Much more rarely Jill saw Lord Melyn himself, who only occasionally rode into the village, usually to administer a judgment on someone who’d broken the law. When, on a particularly hot and airless day, Lord Melyn actually came into the tavern for some ale, it was an important event. Although the lord had thin gray hair, a florid face, and a paunch, he was an impressive man, standing ramrod straight and striding in like the warrior he was. With him were two young men from his warband, because a noble lord never went anywhere alone. Jill ran her hands through her messy hair and made the lord a curtsy. Macyn came hurrying with his hands full of tankards; he set them down and made the lord a bow.
“Cursed hot day,” Lord Melyn said.
“It is, my lord,” Macyn stammered.
“Pretty child,” Lord Melyn glanced at Jill. “Your granddaughter?”
“She’s not, my lord, but the child of the lass who used to work here for me.”
“She died of a fever,” one of the riders interrupted. “Wretched sad thing.”
“Who’s her father?” Lord Melyn said. “Or does anyone even know?”
“Oh, not a doubt in the world, my lord,” the rider answered with an unpleasant grin. “Cullyn of Cerrmor, and no man would have dared to trifle with his wench.”
“True enough.” Lord Melyn paused for a laugh. “So, lass, you’ve got a famous father, do you?”
“I do?”
Lord Melyn laughed again.
“Well, no doubt a warrior’s glory doesn’t mean much to a little lass, but your da’s the greatest swordsman in all
Deverry, silver dagger or no.” The lord reached into the leather pouch at his belt and brought out some coppers to pay Macyn, then handed Jill a silver. “Here, child, without a mother you’ll need a bit of coin to get a new dress.”
“My humble thanks, my lord.” As she made him a curtsy, Jill realized that her dress was indeed awfully shabby. “May the gods bless you.”
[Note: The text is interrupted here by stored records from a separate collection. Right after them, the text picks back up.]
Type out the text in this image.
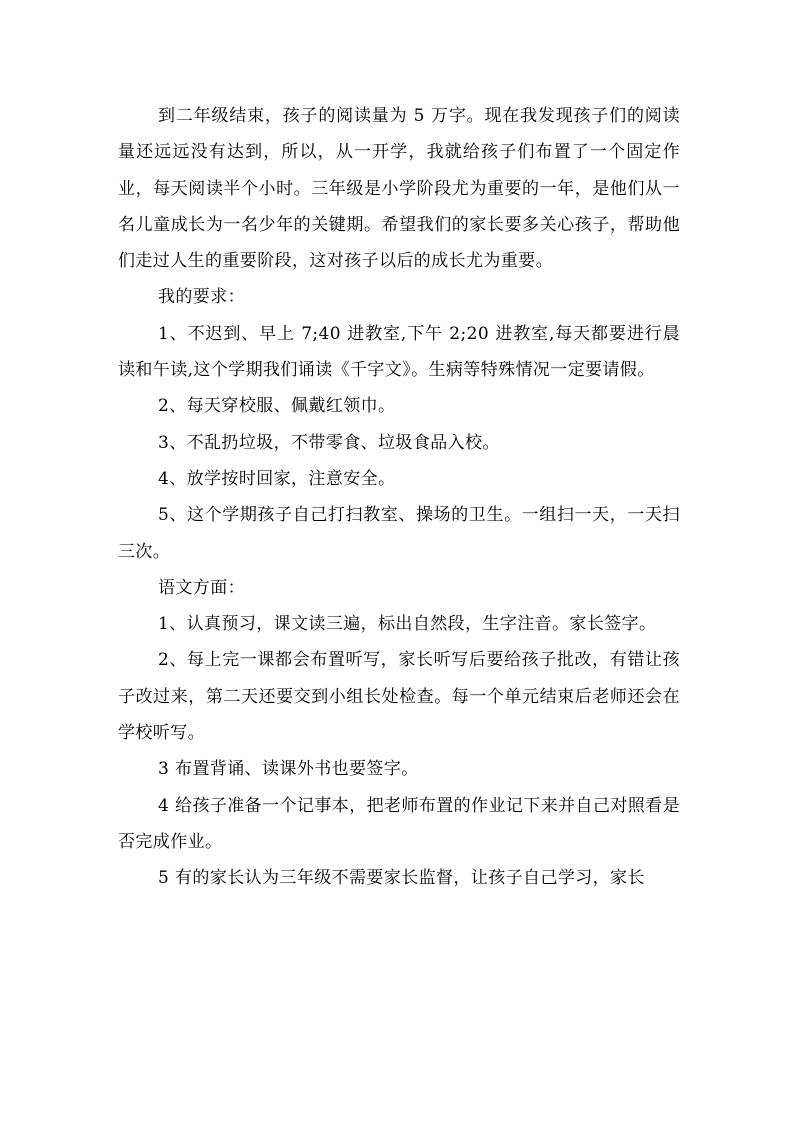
到二年级结束，孩子的阅读量为 5 万字。现在我发现孩子们的阅读量还远远没有达到，所以，从一开学，我就给孩子们布置了一个固定作业，每天阅读半个小时。三年级是小学阶段尤为重要的一年，是他们从一名儿童成长为一名少年的关键期。希望我们的家长要多关心孩子，帮助他们走过人生的重要阶段，这对孩子以后的成长尤为重要。

我的要求：

1、不迟到、早上 7;40 进教室,下午 2;20 进教室,每天都要进行晨读和午读,这个学期我们诵读《千字文》。生病等特殊情况一定要请假。

2、每天穿校服、佩戴红领巾。

3、不乱扔垃圾，不带零食、垃圾食品入校。

4、放学按时回家，注意安全。

5、这个学期孩子自己打扫教室、操场的卫生。一组扫一天，一天扫三次。

语文方面：

1、认真预习，课文读三遍，标出自然段，生字注音。家长签字。

2、每上完一课都会布置听写，家长听写后要给孩子批改，有错让孩子改过来，第二天还要交到小组长处检查。每一个单元结束后老师还会在学校听写。

3 布置背诵、读课外书也要签字。

4 给孩子准备一个记事本，把老师布置的作业记下来并自己对照看是否完成作业。

5 有的家长认为三年级不需要家长监督，让孩子自己学习，家长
After the lord and his men left the tavern, Jill put her silver piece into a little wooden box in her chamber. At first, looking at it gleaming in the box made her feel like a rich lady herself; then all at once she realized that his lordship had just given her charity. Without that coin, she wouldn’t be able to get a new dress, just as without Macyn’s kindness, she would have nothing to eat and nowhere to sleep. The thought seemed to burn in her mind. Blindly she ran outside to the stand of trees behind the tavern and threw herself onto the shady grass. When she called out to them, the Wildfolk came—her favorite gray gnome, a pair of warty blue fellows with long, pointed teeth, and a sprite, who would have seemed a beautiful woman in miniature if it weren’t for her eyes, wide, slit like a cat’s and utterly mindless. Jill sat up to let the gray gnome climb into her lap.
“I wish you could talk. If some evil thing should happen to Macyn, could I come live in the woods with your folk?”
The gnome idly scratched his armpit while he considered.